Star Formation in Galaxy Collisions: Dependence on Impact Velocity and Gas Mass of Galaxies in GADGET-4 Simulations

TL;DR

This study uses GADGET-4 hydrodynamic simulations to analyze how initial impact velocity, galaxy distance, and gas mass influence star formation rates during galaxy collisions.

Contribution

It provides new insights into the dependence of star formation on impact velocity, initial separation, and gas content in galaxy collision simulations.

Findings

Higher impact velocities cause intense star formation peaks followed by declines.

Lower velocities lead to galaxy mergers with multiple star formation peaks.

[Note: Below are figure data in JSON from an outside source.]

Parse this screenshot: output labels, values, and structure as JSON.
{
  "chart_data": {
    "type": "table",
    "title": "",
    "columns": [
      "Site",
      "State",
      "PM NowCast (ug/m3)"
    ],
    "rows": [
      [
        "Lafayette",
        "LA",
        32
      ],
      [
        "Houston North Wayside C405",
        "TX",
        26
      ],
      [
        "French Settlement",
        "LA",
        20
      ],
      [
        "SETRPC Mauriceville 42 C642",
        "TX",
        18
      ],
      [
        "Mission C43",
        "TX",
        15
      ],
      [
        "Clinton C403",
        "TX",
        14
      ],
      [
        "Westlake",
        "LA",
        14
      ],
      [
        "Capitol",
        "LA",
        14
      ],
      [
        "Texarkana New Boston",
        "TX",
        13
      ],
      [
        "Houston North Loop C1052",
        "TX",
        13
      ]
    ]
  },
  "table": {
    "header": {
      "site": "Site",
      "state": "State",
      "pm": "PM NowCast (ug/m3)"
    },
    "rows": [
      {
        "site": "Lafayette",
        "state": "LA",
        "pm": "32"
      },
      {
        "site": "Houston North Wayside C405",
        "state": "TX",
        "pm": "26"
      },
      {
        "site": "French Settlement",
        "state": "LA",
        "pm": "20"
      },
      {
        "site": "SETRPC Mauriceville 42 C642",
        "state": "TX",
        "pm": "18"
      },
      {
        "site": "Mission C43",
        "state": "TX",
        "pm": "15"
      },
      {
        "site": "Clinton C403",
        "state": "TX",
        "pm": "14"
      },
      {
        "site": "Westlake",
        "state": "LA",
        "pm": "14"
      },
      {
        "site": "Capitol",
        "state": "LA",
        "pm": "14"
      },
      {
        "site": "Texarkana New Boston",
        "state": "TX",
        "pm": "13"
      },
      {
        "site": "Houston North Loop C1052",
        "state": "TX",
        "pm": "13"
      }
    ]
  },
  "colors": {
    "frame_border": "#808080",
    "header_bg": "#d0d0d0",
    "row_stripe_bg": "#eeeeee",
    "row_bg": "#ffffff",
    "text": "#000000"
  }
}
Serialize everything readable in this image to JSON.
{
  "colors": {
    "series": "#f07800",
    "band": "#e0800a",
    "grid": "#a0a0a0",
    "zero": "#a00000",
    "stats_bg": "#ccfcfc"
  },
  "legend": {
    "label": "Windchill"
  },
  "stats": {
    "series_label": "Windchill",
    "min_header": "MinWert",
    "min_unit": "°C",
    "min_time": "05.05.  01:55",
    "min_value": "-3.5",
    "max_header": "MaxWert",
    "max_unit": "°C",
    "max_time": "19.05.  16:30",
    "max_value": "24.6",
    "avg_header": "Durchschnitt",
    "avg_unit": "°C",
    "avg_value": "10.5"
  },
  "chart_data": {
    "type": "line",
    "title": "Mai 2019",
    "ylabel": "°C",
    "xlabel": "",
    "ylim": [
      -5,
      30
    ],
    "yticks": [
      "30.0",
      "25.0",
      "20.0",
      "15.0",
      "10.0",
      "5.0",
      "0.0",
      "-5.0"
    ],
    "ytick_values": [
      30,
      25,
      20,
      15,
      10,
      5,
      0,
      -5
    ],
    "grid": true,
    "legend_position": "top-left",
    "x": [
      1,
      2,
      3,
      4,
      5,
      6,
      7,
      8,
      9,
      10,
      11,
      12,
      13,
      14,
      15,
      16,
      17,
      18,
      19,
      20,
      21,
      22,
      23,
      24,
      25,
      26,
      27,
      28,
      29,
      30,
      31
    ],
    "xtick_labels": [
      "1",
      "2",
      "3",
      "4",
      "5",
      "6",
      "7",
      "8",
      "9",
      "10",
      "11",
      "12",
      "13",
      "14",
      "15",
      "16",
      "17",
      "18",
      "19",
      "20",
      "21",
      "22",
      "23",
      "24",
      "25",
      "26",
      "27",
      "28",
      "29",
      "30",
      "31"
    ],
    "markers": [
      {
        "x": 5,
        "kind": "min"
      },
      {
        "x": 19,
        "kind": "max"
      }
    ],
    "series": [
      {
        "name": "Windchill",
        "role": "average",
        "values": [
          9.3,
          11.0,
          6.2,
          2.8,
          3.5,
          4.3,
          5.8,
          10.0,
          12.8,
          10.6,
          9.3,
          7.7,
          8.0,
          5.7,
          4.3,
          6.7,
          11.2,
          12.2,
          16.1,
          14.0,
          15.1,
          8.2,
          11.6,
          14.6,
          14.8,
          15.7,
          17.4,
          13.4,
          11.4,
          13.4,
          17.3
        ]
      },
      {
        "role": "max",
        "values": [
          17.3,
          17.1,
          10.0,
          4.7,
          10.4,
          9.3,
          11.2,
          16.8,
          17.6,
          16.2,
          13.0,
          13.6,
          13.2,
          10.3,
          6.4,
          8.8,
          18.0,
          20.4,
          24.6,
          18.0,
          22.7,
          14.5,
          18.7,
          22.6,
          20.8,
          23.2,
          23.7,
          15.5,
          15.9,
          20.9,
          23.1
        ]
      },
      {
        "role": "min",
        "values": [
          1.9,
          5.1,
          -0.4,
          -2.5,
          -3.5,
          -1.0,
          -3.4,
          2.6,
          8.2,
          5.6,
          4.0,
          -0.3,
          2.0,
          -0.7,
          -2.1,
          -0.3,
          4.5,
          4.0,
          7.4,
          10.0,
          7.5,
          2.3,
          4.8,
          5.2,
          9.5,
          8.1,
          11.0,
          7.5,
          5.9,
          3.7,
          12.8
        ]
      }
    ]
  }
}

Initial gas content directly affects star formation rates.

Abstract

This work investigates variations in the star formation rate during galaxy collisions when the initial conditions of velocity and gas mass are altered. For this purpose, hydrodynamic simulations were performed using the GADGET-4 code, with initial conditions generated by the Galstep and SnapshotJoiner programs. Systems of two galaxies on a head-on collision course were modeled with relative initial velocities ranging from 100 km/s to 1000 km/s, considering two scenarios: the first with identical galaxies, and the second with galaxies of different sizes. In simulations of systems with higher initial relative velocities, both found more intense peaks in the star formation rate, triggered by the first contact of the collision, followed by a strong decline caused by gas dispersion. In contrast, for systems with lower initial velocities, mergers between galaxies were observed, leading to multiple peaks in the star formation rate. A greater initial distance between galaxies has also been linked to whether or not the galaxy system merges, since it implies longer timescales for gravitational action, which leads to higher relative velocities at the moment of collision. Furthermore, the star formation rate in galaxies was found to have a clear dependence on initial gas content. Furthermore, the initial gas content in galaxies was found to have a clear dependence on star formation rates. Overall, our results show that the relative impact velocity, the initial distance between the galaxies, and the gas content are important parameters for analyzing the star formation rate in colliding galaxies.